Howard : Je pense quand même que plus les majors vivent et plus la scène indé existe… le pire pour moi c’est quand tout est faible et que le mainstream récupère l’underground. Le crime c’est de voir par exemple Julien Doré et Carla Bruni-Sarkozy chanter
Anyone Else But You. C’est brader une culture indépendante. Donc que ces personnes continuent à reprendre Beyoncé ou ce type de trucs qui marche, et qu’on laisse aux artistes indés une structure, un public et une culture underground dans lequel il peut y avoir aussi de l’argent et des moyens. Ce qui est triste, c’est que les petits labels ne s’en sortent pas vraiment mieux pour le moment. On en chie pour sortir péniblement quelques 45 tours alors que des personnes viennent nous voir après le concert pour nous dire qu’ils ont téléchargé l’album. Les gens sont totalement décomplexés face à ce phénomène, alors que les disquaires ferment les uns après les autres. Je ne vois pas ce qu’il y a de vraiment réjouissant, à part le retour à la scène qui est effectivement génial et qui prouve la passion retrouvée du public pour la musique.

Vos chansons laissent une place importante au lyrisme et à l’imaginaire.

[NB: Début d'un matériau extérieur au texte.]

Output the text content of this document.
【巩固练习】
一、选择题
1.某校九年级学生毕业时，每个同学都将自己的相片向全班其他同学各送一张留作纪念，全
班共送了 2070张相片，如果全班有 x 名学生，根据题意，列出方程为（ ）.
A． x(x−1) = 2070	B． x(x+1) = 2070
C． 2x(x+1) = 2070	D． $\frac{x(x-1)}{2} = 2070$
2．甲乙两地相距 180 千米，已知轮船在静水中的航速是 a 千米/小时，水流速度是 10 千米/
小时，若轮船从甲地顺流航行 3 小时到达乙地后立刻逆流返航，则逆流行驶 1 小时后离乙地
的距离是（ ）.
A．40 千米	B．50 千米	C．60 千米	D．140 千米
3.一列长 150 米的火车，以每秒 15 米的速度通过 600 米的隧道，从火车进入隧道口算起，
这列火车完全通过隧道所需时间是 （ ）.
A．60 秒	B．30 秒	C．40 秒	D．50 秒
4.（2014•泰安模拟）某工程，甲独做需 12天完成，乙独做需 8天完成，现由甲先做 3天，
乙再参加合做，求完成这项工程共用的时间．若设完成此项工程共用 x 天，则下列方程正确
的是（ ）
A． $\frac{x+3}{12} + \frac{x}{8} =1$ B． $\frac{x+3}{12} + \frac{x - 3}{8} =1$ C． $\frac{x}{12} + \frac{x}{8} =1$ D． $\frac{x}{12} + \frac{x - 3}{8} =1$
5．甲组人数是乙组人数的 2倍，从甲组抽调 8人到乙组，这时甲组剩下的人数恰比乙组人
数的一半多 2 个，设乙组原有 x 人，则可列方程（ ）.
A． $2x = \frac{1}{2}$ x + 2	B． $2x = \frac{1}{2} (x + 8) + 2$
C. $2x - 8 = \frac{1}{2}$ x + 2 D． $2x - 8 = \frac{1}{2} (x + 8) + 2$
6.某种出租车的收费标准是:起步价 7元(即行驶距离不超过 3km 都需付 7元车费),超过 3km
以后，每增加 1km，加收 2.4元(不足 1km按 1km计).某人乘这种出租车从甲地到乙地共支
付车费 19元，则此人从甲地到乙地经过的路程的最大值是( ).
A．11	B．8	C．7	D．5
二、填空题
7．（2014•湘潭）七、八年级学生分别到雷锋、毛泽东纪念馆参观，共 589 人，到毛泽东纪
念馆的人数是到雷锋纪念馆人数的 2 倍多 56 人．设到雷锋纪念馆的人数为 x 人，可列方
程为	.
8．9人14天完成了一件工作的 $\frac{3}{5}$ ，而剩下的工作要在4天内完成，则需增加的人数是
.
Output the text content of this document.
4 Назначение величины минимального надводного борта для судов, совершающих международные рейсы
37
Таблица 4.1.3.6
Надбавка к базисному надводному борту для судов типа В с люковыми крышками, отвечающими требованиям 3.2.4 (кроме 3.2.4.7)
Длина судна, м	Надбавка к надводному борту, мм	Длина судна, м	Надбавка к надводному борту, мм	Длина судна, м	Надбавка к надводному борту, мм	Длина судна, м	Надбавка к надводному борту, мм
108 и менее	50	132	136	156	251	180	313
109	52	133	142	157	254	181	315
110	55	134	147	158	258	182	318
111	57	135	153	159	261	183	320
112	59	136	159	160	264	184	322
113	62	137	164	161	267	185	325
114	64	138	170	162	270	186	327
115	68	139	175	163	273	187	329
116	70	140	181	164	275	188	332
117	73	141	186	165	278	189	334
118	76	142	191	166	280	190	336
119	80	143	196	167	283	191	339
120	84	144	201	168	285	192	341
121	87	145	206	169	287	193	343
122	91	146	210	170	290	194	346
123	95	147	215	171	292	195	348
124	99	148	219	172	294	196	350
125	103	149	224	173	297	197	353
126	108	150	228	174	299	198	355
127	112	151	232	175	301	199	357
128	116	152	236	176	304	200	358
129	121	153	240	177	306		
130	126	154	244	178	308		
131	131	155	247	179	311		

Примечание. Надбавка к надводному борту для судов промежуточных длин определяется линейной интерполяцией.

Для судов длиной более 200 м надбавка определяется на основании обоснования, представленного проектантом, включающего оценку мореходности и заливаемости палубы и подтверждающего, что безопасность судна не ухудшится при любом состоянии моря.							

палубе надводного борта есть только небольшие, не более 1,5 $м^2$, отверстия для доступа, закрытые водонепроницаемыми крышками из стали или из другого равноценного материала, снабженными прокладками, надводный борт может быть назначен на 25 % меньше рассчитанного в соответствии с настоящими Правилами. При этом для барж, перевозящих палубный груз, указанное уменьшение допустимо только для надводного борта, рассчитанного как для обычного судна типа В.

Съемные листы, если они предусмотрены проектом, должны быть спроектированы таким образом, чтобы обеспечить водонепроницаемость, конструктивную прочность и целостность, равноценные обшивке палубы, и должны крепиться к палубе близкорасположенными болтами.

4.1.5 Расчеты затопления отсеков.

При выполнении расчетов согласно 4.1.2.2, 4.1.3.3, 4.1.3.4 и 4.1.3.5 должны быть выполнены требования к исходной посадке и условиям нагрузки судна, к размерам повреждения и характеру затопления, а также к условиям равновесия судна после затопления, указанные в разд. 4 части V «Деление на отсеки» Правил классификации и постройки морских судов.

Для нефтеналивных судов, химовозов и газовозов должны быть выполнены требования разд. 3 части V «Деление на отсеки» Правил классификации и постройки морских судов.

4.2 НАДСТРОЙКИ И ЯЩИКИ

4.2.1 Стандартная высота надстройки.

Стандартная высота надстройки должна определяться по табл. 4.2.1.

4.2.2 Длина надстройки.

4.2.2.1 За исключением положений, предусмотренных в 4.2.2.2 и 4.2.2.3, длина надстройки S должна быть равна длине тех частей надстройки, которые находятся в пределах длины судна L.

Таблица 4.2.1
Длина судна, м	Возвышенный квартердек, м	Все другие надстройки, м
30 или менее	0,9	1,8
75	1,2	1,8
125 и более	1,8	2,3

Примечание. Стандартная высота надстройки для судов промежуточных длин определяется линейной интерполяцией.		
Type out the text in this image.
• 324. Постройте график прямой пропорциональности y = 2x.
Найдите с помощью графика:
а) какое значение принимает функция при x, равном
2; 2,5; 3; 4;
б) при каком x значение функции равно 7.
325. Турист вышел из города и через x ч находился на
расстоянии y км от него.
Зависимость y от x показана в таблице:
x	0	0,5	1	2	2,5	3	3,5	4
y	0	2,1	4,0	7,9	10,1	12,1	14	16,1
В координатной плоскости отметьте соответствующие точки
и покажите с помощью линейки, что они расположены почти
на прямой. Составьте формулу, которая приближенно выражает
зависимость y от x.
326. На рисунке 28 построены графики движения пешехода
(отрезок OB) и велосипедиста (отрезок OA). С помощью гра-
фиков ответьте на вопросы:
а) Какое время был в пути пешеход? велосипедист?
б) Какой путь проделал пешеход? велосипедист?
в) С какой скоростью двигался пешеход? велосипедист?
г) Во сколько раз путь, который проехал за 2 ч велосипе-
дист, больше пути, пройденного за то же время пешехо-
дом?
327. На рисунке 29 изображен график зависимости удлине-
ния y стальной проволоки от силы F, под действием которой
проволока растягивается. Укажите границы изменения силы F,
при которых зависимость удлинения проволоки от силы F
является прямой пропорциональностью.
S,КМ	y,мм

Pensez-vous aborder des thématiques plus introspectives par la suite ?
Howard : Encore une fois, cela dépend des interprètes, nous faisons tous des va-et-viens entre des choses personnelles et plus générales. Certains ont commencé avec une écriture très proche du journal intime pour s’en écarter et aborder une structure plus métaphorique, alors que moi j’adopte un petit peu le schéma inverse. Il faudra suivre l’écriture de chacun pour voir comment ça évolue, mais nous n’aurons jamais cette attitude de vouloir raconter notre vie…

Comment envisagez-vous cette année 2010 ?
Howard : Glorieuse, comme toutes les années qu’on passe ensemble. Beaucoup de tournées, un album…
Billy : Moi je n’ai pas beaucoup d’espoir pour 2010 (Rire général). Je mise plutôt sur 2012, 2013… Cette année je la sens dure pour tout le monde, je la vois avec toutes les personnes autour de moi.